Quantitative analysis of dystrophin and DGC should be fully developed. Though the first trials scheduled two muscle biopsies at the beginning and the end of the study, recent work has demonstrated that revertant fibres do not replicate during the patient’s life [40]; therefore, muscle biopsy should be performed only during the treatment period.

The increasing number of clinical studies points to the importance of reaching a diagnosis using only molecular analysis, sparing a muscle biopsy, which will probably be performed when the patient is enrolled in the trials. Previous experience underlines the importance of a precise definition of pharmacokinetic parameters, plasma concentrations, and the immune response.

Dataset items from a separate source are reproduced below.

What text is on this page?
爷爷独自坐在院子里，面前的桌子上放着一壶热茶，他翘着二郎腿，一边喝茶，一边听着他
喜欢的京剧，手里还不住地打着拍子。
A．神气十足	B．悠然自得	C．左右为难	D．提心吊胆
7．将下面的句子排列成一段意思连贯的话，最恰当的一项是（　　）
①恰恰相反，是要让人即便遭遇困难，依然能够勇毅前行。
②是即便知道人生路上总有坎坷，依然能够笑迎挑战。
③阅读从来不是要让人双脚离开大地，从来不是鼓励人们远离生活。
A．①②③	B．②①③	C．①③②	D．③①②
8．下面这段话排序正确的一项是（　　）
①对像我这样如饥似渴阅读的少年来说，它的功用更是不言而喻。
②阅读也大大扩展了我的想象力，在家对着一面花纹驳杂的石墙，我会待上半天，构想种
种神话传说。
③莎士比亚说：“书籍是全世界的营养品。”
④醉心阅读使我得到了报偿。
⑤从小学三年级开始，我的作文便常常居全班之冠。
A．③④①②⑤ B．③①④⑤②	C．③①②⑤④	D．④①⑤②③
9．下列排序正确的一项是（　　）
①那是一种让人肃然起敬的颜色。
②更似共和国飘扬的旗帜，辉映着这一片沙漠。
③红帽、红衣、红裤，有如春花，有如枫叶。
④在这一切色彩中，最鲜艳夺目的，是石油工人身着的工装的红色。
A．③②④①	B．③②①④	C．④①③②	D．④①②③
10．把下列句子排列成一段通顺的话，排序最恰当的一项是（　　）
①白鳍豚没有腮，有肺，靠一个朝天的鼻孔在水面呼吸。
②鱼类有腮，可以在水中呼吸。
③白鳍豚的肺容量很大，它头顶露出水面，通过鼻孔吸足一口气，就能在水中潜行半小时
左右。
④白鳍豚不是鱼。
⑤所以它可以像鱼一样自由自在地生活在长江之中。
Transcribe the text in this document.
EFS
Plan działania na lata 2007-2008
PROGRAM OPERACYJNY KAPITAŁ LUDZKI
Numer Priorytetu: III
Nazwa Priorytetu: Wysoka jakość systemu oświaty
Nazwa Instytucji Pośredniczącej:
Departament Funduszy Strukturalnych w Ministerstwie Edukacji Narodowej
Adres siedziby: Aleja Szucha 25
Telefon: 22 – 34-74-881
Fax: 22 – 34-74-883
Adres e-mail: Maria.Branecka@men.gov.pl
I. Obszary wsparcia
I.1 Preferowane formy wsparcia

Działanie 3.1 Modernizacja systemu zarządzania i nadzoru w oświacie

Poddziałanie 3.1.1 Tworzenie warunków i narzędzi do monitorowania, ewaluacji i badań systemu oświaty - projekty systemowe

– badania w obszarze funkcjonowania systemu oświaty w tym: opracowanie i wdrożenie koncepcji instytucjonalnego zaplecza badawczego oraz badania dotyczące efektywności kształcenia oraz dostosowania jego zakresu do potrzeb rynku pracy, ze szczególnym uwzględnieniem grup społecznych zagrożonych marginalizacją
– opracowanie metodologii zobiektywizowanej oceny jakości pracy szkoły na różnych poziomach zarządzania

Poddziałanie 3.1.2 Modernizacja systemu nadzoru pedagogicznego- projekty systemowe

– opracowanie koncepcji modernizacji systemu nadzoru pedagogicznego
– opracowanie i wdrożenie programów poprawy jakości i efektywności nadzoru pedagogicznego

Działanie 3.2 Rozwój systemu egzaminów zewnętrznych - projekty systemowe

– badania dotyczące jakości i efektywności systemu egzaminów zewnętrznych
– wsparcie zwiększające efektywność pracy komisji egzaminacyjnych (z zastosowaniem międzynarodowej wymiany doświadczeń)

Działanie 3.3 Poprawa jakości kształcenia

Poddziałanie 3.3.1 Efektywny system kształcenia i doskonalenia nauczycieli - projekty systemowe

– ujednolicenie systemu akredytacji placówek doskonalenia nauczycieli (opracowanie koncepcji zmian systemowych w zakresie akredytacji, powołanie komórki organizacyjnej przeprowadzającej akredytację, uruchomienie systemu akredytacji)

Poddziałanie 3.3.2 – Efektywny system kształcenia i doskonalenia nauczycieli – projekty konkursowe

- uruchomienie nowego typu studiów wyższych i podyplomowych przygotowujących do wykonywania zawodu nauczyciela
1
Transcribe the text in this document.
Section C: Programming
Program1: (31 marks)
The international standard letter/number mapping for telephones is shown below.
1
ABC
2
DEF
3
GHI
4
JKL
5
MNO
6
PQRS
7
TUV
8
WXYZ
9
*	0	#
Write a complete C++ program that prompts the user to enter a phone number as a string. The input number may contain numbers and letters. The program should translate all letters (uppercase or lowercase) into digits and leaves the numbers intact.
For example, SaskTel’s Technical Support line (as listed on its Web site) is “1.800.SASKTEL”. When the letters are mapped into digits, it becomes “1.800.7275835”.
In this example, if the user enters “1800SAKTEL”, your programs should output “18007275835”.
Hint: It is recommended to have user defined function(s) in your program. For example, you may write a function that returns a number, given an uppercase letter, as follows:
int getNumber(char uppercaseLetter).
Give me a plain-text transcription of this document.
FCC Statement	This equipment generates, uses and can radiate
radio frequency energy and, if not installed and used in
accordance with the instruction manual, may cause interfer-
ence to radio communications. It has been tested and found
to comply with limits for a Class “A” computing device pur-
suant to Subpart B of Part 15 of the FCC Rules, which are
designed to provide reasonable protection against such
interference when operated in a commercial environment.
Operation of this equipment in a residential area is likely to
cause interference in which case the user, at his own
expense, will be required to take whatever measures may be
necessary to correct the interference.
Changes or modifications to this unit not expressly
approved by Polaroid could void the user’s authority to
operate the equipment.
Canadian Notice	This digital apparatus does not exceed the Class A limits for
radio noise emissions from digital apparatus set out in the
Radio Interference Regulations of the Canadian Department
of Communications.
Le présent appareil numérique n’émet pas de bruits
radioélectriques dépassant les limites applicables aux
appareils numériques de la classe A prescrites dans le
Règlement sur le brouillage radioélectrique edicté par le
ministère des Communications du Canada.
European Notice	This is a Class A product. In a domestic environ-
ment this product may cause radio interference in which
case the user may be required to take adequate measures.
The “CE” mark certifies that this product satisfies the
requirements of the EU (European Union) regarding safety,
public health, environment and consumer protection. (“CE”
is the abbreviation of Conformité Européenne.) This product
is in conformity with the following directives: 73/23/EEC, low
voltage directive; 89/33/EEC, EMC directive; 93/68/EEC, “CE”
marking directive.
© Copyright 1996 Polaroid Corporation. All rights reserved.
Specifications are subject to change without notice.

Overall, clinical trials in the DMD population are demanding and require a design that takes into account both the natural history and the mechanism of action. Further studies are needed to clearly define the most suitable outcome measures and to develop drugs characterised by a strong efficacy in vitro and in vivo. We hope that the strong improvement in and increasing number of clinical trials in recent years will soon lead to the development of novel and more effective strategies for DMD patients.